Norwegen Sommer 2018

Einen Sommer lang in Norwegen

Endlich wieder Pølser, Wandern und Mitternachtssonne

Nur noch wenige Tage, dann geht es los! Die Reise ist schon lange geplant, die Ausrüstung sorgsam zusammengestellt und der Rucksack schon unzählige Male ein- und wieder ausgepackt und so langsam steigt nicht nur die Vorfreude, auch hin und wieder die Nervösität. Habe ich alles dabei? Habe ich zu viel dabei? Habe ich wirklich alle Karten? Muss ich sonst noch etwas organisieren, bevor ich mich aufmache? Immerhin werde ich vier Monat durch die Natur Norwegens streifen!

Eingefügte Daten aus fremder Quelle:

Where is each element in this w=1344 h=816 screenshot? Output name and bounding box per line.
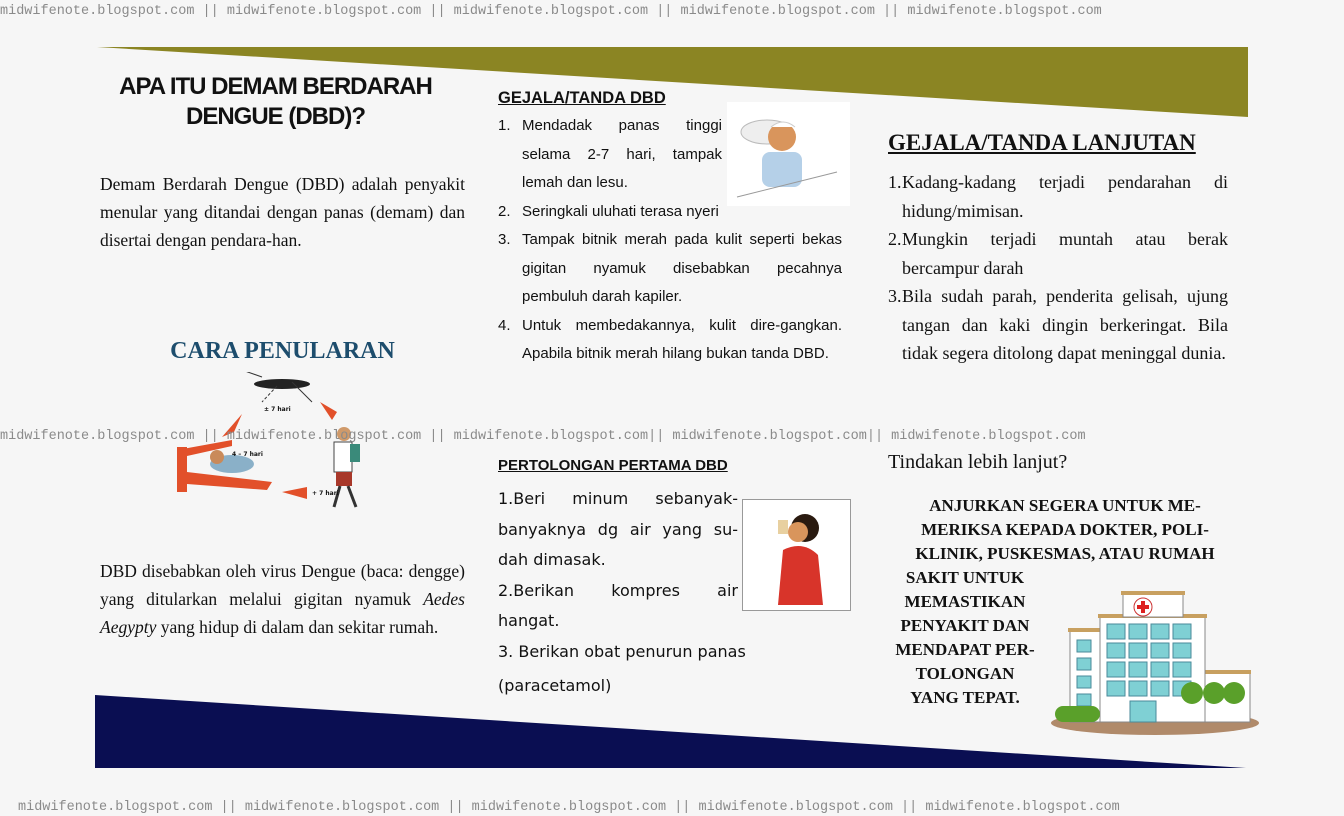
symptom-item [498, 112, 722, 198]
symptom-item [498, 198, 722, 227]
item-text: Mendadak panas tinggi selama 2-7 hari, tampak lemah dan lesu. [522, 117, 722, 191]
item-text: Tampak bitnik merah pada kulit seperti bekas gigitan nyamuk disebabkan pecahnya pembuluh darah kapiler. [522, 231, 842, 305]
advanced-symptom-item [888, 225, 1228, 282]
mosquito-icon [242, 372, 312, 402]
advice-line: MERIKSA KEPADA DOKTER, POLI- [921, 520, 1209, 539]
advanced-symptom-item [888, 282, 1228, 368]
item-number: 3. [888, 286, 902, 306]
advice-line: SAKIT UNTUK [905, 568, 1025, 587]
diagram-label-child: + 7 hari [312, 490, 339, 497]
advice-line: MEMASTIKAN [904, 592, 1026, 611]
symptom-item [498, 226, 842, 312]
main-title: APA ITU DEMAM BERDARAH DENGUE (DBD)? [119, 73, 432, 130]
item-number: 1. [888, 172, 902, 192]
transmission-heading: CARA PENULARAN [170, 338, 395, 364]
symptoms-list [498, 112, 842, 369]
advanced-symptom-item [888, 168, 1228, 225]
item-text: Seringkali uluhati terasa nyeri [522, 202, 719, 220]
advice-line: MENDAPAT PER- [895, 640, 1035, 659]
first-aid-heading: PERTOLONGAN PERTAMA DBD [498, 457, 728, 474]
patient-in-bed-icon [177, 440, 272, 492]
advice-line: ANJURKAN SEGERA UNTUK ME- [929, 496, 1201, 515]
symptoms-heading: GEJALA/TANDA DBD [498, 89, 666, 107]
watermark-top: midwifenote.blogspot.com || midwifenote.blogspot.com || midwifenote.blogspot.com || midwifenote.blogspot.com || midwifenote.blogspot.com [0, 4, 1102, 19]
item-text: Kadang-kadang terjadi pendarahan di hidung/mimisan. [902, 172, 1228, 221]
cause-text-end: yang hidup di dalam dan sekitar rumah. [156, 617, 439, 637]
child-drinking-image [742, 499, 851, 611]
advice-line: YANG TEPAT. [910, 688, 1020, 707]
species-name: Aedes Aegypty [100, 589, 465, 637]
diagram-label-patient: 4 – 7 hari [232, 451, 263, 458]
hospital-icon [1050, 588, 1260, 736]
item-text: Mungkin terjadi muntah atau berak bercampur darah [902, 229, 1228, 278]
watermark-middle: midwifenote.blogspot.com || midwifenote.blogspot.com || midwifenote.blogspot.com|| midwifenote.blogspot.com|| midwifenote.blogspot.com [0, 429, 1086, 444]
next-step-heading: Tindakan lebih lanjut? [888, 451, 1068, 473]
item-number: 3. [498, 231, 511, 248]
item-text: Bila sudah parah, penderita gelisah, ujung tangan dan kaki dingin berkeringat. Bila tidak segera ditolong dapat meninggal dunia. [902, 286, 1228, 363]
intro-paragraph: Demam Berdarah Dengue (DBD) adalah penyakit menular yang ditandai dengan panas (demam) dan disertai dengan pendara-han. [100, 174, 465, 250]
item-text: Untuk membedakannya, kulit dire-gangkan. Apabila bitnik merah hilang bukan tanda DBD. [522, 316, 842, 362]
watermark-bottom: midwifenote.blogspot.com || midwifenote.blogspot.com || midwifenote.blogspot.com || midwifenote.blogspot.com || midwifenote.blogspot.com [18, 800, 1120, 815]
cause-text: DBD disebabkan oleh virus Dengue (baca: dengge) yang ditularkan melalui gigitan nyamuk [100, 561, 465, 609]
advice-line: TOLONGAN [915, 664, 1015, 683]
advanced-symptoms-list [888, 168, 1228, 368]
child-drinking-icon [743, 500, 850, 610]
advanced-symptoms-heading: GEJALA/TANDA LANJUTAN [888, 130, 1196, 155]
advice-line: PENYAKIT DAN [900, 616, 1030, 635]
advice-block [880, 494, 1250, 566]
first-aid-item: (paracetamol) [498, 676, 612, 695]
cause-paragraph [100, 557, 465, 641]
diagram-label-mosquito: ± 7 hari [264, 406, 291, 413]
item-number: 4. [498, 316, 511, 334]
advice-line: KLINIK, PUSKESMAS, ATAU RUMAH [915, 544, 1215, 563]
first-aid-item: 3. Berikan obat penurun panas [498, 641, 746, 661]
advice-block-cont [880, 566, 1050, 710]
first-aid-item: 2.Berikan kompres air hangat. [498, 580, 738, 630]
item-number: 2. [498, 202, 511, 220]
first-aid-item: 1.Beri minum sebanyak-banyaknya dg air yang su-dah dimasak. [498, 489, 738, 569]
first-aid-list [498, 484, 746, 702]
item-number: 1. [498, 117, 511, 134]
item-number: 2. [888, 229, 902, 249]
symptom-item [498, 312, 842, 369]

Ja, richtig gelesen. Ich darf den kompletten Sommer in Norwegen verbringen. Ich schreibe bewusst „dürfen“, da alles was über die zwei bis drei Wochen Urlaub, die normalerweise am Stück möglich sind, hinausgeht, schon etwas besonderes in meinen Augen ist. Daher freue ich mich so auf diesen Trip. Nicht nur, dass es endlich wieder nach Norwegen geht, ich habe auch viel Zeit im Gepäck.

Warum Norwegen?

Kurz gesagt: weil ich es so sehr vermisse. Während ich in Oslo lebte habe ich mich in das Land verliebt und auch wenn es viel zu selten klappt in den Norden zu kommen, fühle ich mich in Olso und in Norwegen nach wie vor zuhause. Ich kann nicht genau sagen was es ist, dass mich so fasziniert, wahrscheinlich eine Mischung aus allem. Die Natur, die Ruhe und Einsamkeit in den Bergen, die gemütlichen Hütten vom norwegischen Wanderverein (DNT), der Bezug der Norweger zur Natur und der Stellenwert, den das Friluftsliv in Skandinavien genießt. Die Menschen, wenn das Eis durchbrochen ist, Oslo in all seinen Facetten, die kleinen niedlichen Ortschaften, die Pølser an der Tankstelle, Grillen am Fjord und so vieles mehr, das eher ein Gefühl ist, als etwas, das benannt werden kann.

Und genau das ist das Ziel meiner Reise, durch die Natur Norwegens wandern, an einsamen Bergseen zelten, nach einem langen Wandertag mit einem Kaffee und Freia Schokolade in die Ferne starren und der Sonne dabei zusehen, wie sie den Horizont nur kurz touchiert, um sich dann wieder auf den Weg nach oben zu machen. Aber auch nette Gespräche und Begegnungen in den Berghütten, im abgelegenen Supermarkt oder wohin mein Weg mich auch führt.

Zugegeben, mein Plan ist schon ein wenig detaillierter, aber getreu dem Motto „Walk the walk, don’t talk the walk“, will ich mich gar nicht so groß darüber auslassen. Wer wissen möchte, was ich so treibe, muss ab und zu hier vorbeischauen. Nicht wöchentlich oder nach einem strengen Redaktionsplan, aber hin und wieder werde ich hoffentlich etwas spannendes zu berichten haben. Es schwirren auch noch einige andere Themen im Kopf herum, darunter:

  • Meine Ausrüstungsliste
  • Der ein oder andere Gegenstand genauer vorgestellt
  • Wie gestaltet sich meine Tourenplanung
  • Sicherheit bzw. warum das Garmin Inreach
  • Und ein paar andere Sachen

Aber jetzt gehe ich meine Packlist noch einmal durch und genieße die Vorfreude.